WM Market Reports
Large Advisor Teams Dominate US Marketplace - Cerulli Study

So-called "mega teams" in the US wealth advisory space are making the running in terms of client acquisition and market share, a report says.
Wealth advisor teams with $500 million or more in client assets are expanding market share and reinforcing the notion that the US market is in some ways becoming more concentrated, according to a report.
A study by Cerulli Associates looks at the category of "mega teams". These teams account for 11 per cent of advisor practices but serve almost two-thirds of total advisor-managed assets.
Though the wirehouses and hybrid registered investment advisors have the greatest concentration of these teams, their influence is steadily growing throughout the industry. The asset growth of independent RIA mega firms over the past five years (2012-2017) has surpassed that of their smaller peers in the channel.
Similarly, among wirehouse practices, mega teams have expanded their collective AuM by 19 per cent over the past five years, while all other AuM tiers ceded assets.
The report fits with a noted consolidation trend among some parts of the US wealth management space, although newly launched RIAs, for example, are also a feature of a market in transition towards more fee-based advisory models.
The report predicts that these teams will win opportunities for organic growth - such as by client referrals and acquisitions - as advisors look to join with others to win certain benefits, such as economies of scale.

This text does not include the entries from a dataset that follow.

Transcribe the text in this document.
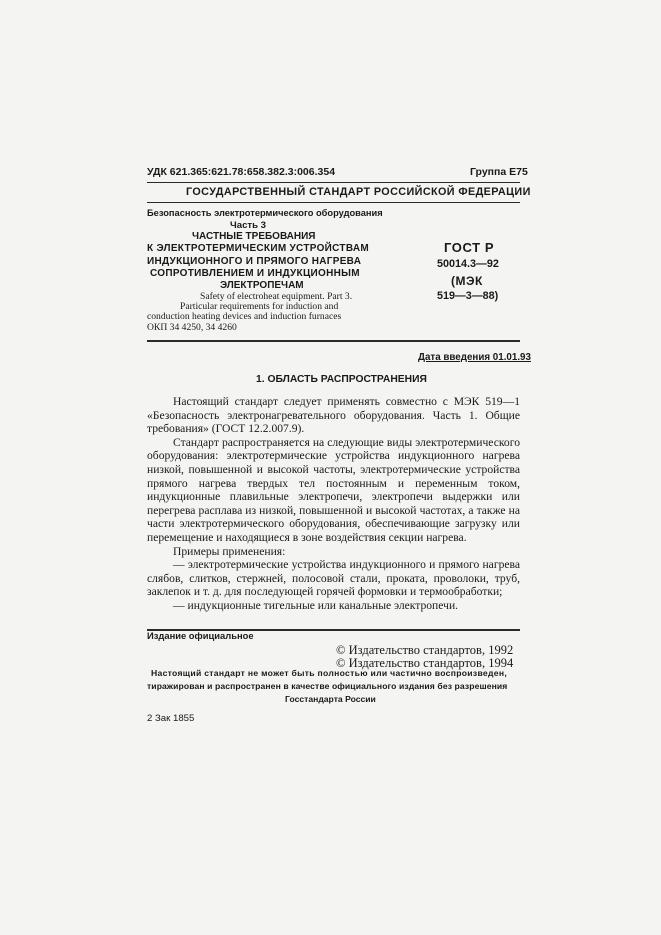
УДК 621.365:621.78:658.382.3:006.354	Группа Е75
ГОСУДАРСТВЕННЫЙ СТАНДАРТ РОССИЙСКОЙ ФЕДЕРАЦИИ
Безопасность электротермического оборудования
Часть 3
ЧАСТНЫЕ ТРЕБОВАНИЯ
К ЭЛЕКТРОТЕРМИЧЕСКИМ УСТРОЙСТВАМ
ИНДУКЦИОННОГО И ПРЯМОГО НАГРЕВА
СОПРОТИВЛЕНИЕМ И ИНДУКЦИОННЫМ
ЭЛЕКТРОПЕЧАМ
Safety of electroheat equipment. Part 3.
Particular requirements for induction and
conduction heating devices and induction furnaces
ОКП 34 4250, 34 4260
ГОСТ Р
50014.3—92
(МЭК
519—3—88)
Дата введения 01.01.93
1. ОБЛАСТЬ РАСПРОСТРАНЕНИЯ

Настоящий стандарт следует применять совместно с МЭК 519—1 «Безопасность электронагревательного оборудования. Часть 1. Общие требования» (ГОСТ 12.2.007.9).

Стандарт распространяется на следующие виды электротермического оборудования: электротермические устройства индукционного нагрева низкой, повышенной и высокой частоты, электротермические устройства прямого нагрева твердых тел постоянным и переменным током, индукционные плавильные электропечи, электропечи выдержки или перегрева расплава из низкой, повышенной и высокой частотах, а также на части электротермического оборудования, обеспечивающие загрузку или перемещение и находящиеся в зоне воздействия секции нагрева.

Примеры применения:

— электротермические устройства индукционного и прямого нагрева слябов, слитков, стержней, полосовой стали, проката, проволоки, труб, заклепок и т. д. для последующей горячей формовки и термообработки;

— индукционные тигельные или канальные электропечи.

Издание официальное
© Издательство стандартов, 1992
© Издательство стандартов, 1994
Настоящий стандарт не может быть полностью или частично воспроизведен,
тиражирован и распространен в качестве официального издания без разрешения
Госстандарта России
2 Зак 1855
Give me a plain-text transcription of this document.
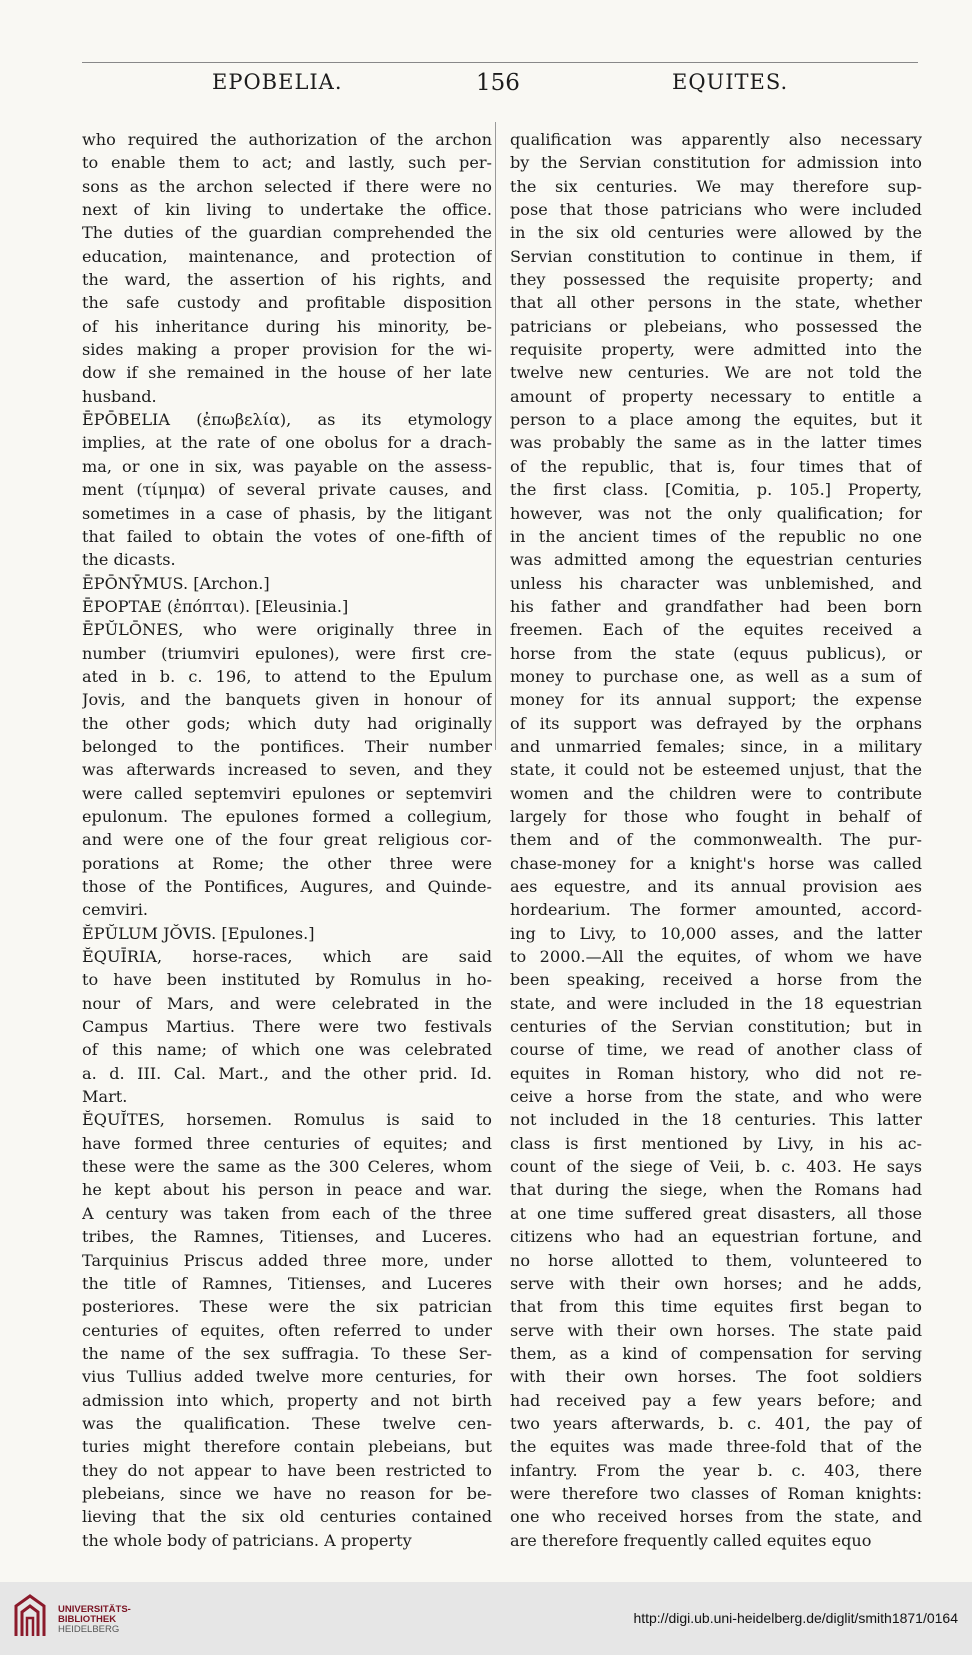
EPOBELIA.	156	EQUITES.
who required the authorization of the archon
to enable them to act; and lastly, such per-
sons as the archon selected if there were no
next of kin living to undertake the office.
The duties of the guardian comprehended the
education, maintenance, and protection of
the ward, the assertion of his rights, and
the safe custody and profitable disposition
of his inheritance during his minority, be-
sides making a proper provision for the wi-
dow if she remained in the house of her late
husband.
ĒPŌBELIA (ἐπωβελία), as its etymology
implies, at the rate of one obolus for a drach-
ma, or one in six, was payable on the assess-
ment (τίμημα) of several private causes, and
sometimes in a case of phasis, by the litigant
that failed to obtain the votes of one-fifth of
the dicasts.
ĒPŌNȲMUS. [Archon.]
ĒPOPTAE (ἐπόπται). [Eleusinia.]
ĒPŬLŌNES, who were originally three in
number (triumviri epulones), were first cre-
ated in b. c. 196, to attend to the Epulum
Jovis, and the banquets given in honour of
the other gods; which duty had originally
belonged to the pontifices. Their number
was afterwards increased to seven, and they
were called septemviri epulones or septemviri
epulonum. The epulones formed a collegium,
and were one of the four great religious cor-
porations at Rome; the other three were
those of the Pontifices, Augures, and Quinde-
cemviri.
ĔPŬLUM JŎVIS. [Epulones.]
ĔQUĪRIA, horse-races, which are said
to have been instituted by Romulus in ho-
nour of Mars, and were celebrated in the
Campus Martius. There were two festivals
of this name; of which one was celebrated
a. d. III. Cal. Mart., and the other prid. Id.
Mart.
ĔQUĬTES, horsemen. Romulus is said to
have formed three centuries of equites; and
these were the same as the 300 Celeres, whom
he kept about his person in peace and war.
A century was taken from each of the three
tribes, the Ramnes, Titienses, and Luceres.
Tarquinius Priscus added three more, under
the title of Ramnes, Titienses, and Luceres
posteriores. These were the six patrician
centuries of equites, often referred to under
the name of the sex suffragia. To these Ser-
vius Tullius added twelve more centuries, for
admission into which, property and not birth
was the qualification. These twelve cen-
turies might therefore contain plebeians, but
they do not appear to have been restricted to
plebeians, since we have no reason for be-
lieving that the six old centuries contained
the whole body of patricians. A property
qualification was apparently also necessary
by the Servian constitution for admission into
the six centuries. We may therefore sup-
pose that those patricians who were included
in the six old centuries were allowed by the
Servian constitution to continue in them, if
they possessed the requisite property; and
that all other persons in the state, whether
patricians or plebeians, who possessed the
requisite property, were admitted into the
twelve new centuries. We are not told the
amount of property necessary to entitle a
person to a place among the equites, but it
was probably the same as in the latter times
of the republic, that is, four times that of
the first class. [Comitia, p. 105.] Property,
however, was not the only qualification; for
in the ancient times of the republic no one
was admitted among the equestrian centuries
unless his character was unblemished, and
his father and grandfather had been born
freemen. Each of the equites received a
horse from the state (equus publicus), or
money to purchase one, as well as a sum of
money for its annual support; the expense
of its support was defrayed by the orphans
and unmarried females; since, in a military
state, it could not be esteemed unjust, that the
women and the children were to contribute
largely for those who fought in behalf of
them and of the commonwealth. The pur-
chase-money for a knight's horse was called
aes equestre, and its annual provision aes
hordearium. The former amounted, accord-
ing to Livy, to 10,000 asses, and the latter
to 2000.—All the equites, of whom we have
been speaking, received a horse from the
state, and were included in the 18 equestrian
centuries of the Servian constitution; but in
course of time, we read of another class of
equites in Roman history, who did not re-
ceive a horse from the state, and who were
not included in the 18 centuries. This latter
class is first mentioned by Livy, in his ac-
count of the siege of Veii, b. c. 403. He says
that during the siege, when the Romans had
at one time suffered great disasters, all those
citizens who had an equestrian fortune, and
no horse allotted to them, volunteered to
serve with their own horses; and he adds,
that from this time equites first began to
serve with their own horses. The state paid
them, as a kind of compensation for serving
with their own horses. The foot soldiers
had received pay a few years before; and
two years afterwards, b. c. 401, the pay of
the equites was made three-fold that of the
infantry. From the year b. c. 403, there
were therefore two classes of Roman knights:
one who received horses from the state, and
are therefore frequently called equites equo
UNIVERSITÄTS-
BIBLIOTHEK
HEIDELBERG
http://digi.ub.uni-heidelberg.de/diglit/smith1871/0164
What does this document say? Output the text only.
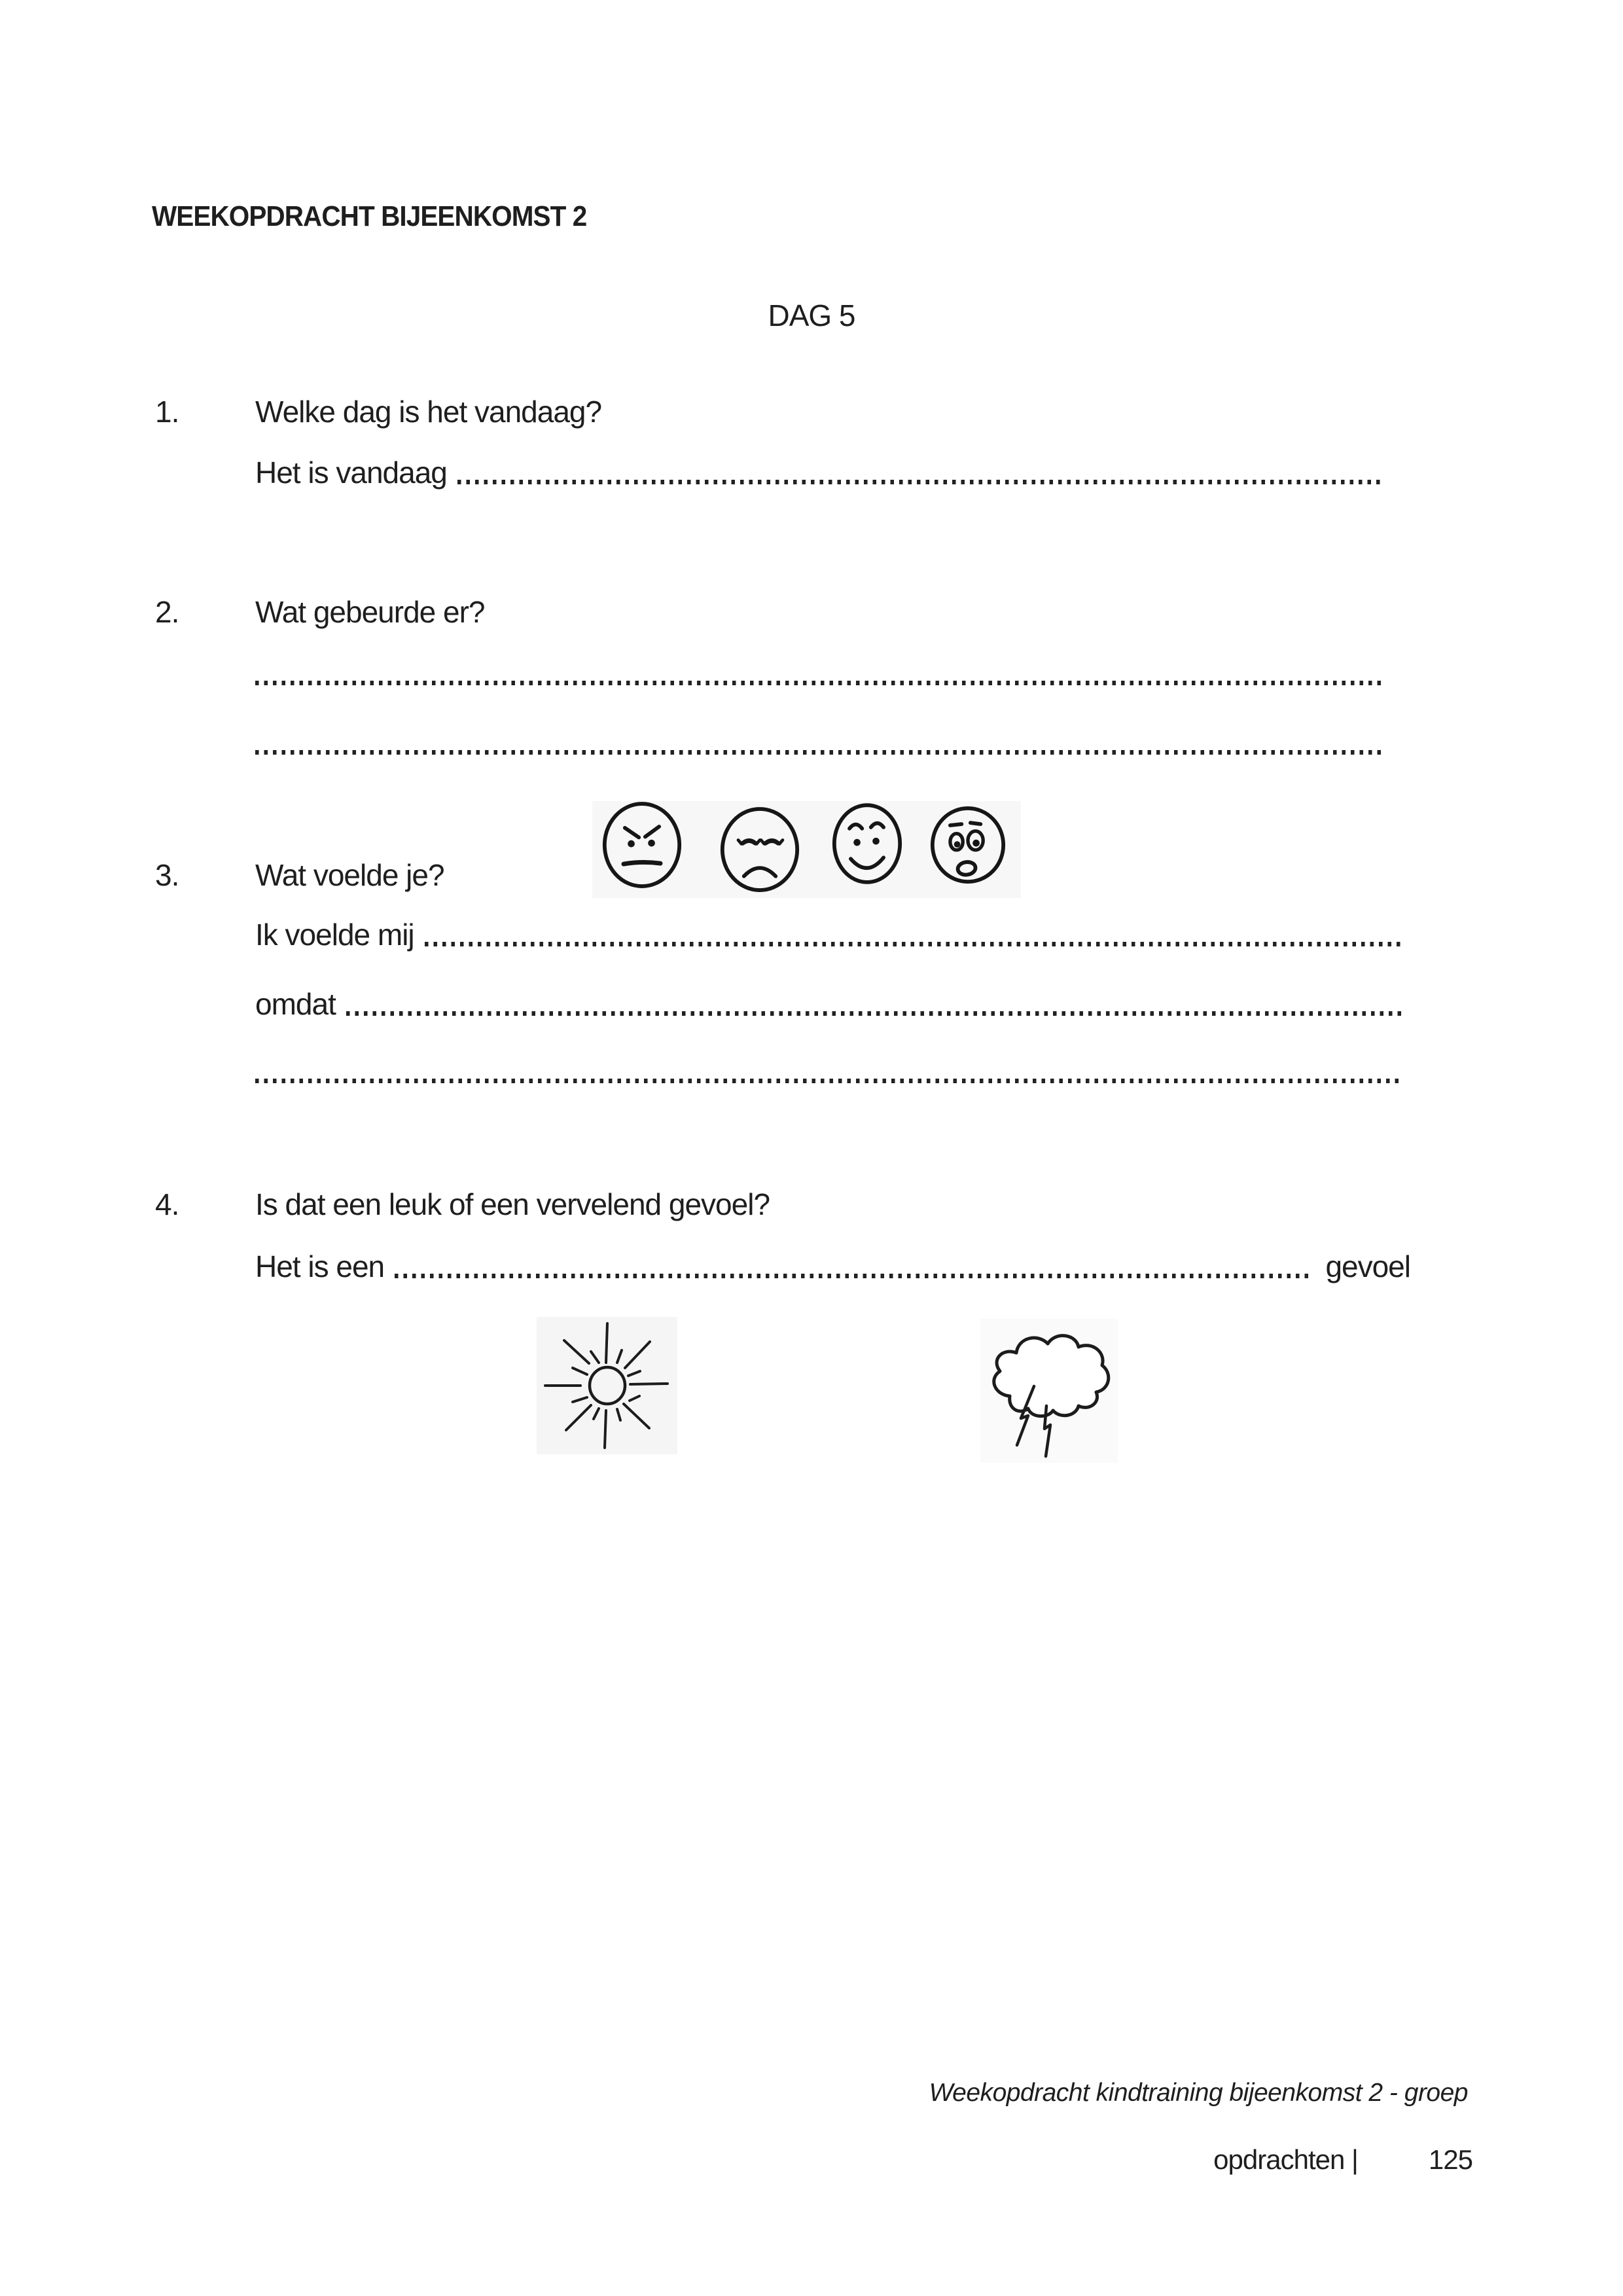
WEEKOPDRACHT BIJEENKOMST 2
DAG 5
1.	Welke dag is het vandaag?
Het is vandaag
2.	Wat gebeurde er?
3.	Wat voelde je?
Ik voelde mij
omdat
4.	Is dat een leuk of een vervelend gevoel?
Het is een	gevoel
Weekopdracht kindtraining bijeenkomst 2 - groep
opdrachten |	125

More than than half (54 per cent) of all advisors operate in a team structure.
Nearly three-quarters (73 per cent) of advisors believe that teaming improves the client experience.
The findings appear in The Cerulli Report - US Advisor Metrics 2018: Reinventing the Client Experience.
Figures issued in January this year showed that more US-registered investment advisors were bought and sold during the fourth quarter of last year and average deal sizes continued to grow. There was a total of 44 consummated transactions in the final three months of 2018, which means that last year was the sixth straight record year of RIA dealflow, according to ECHELON Partners, a wealth management capital firm.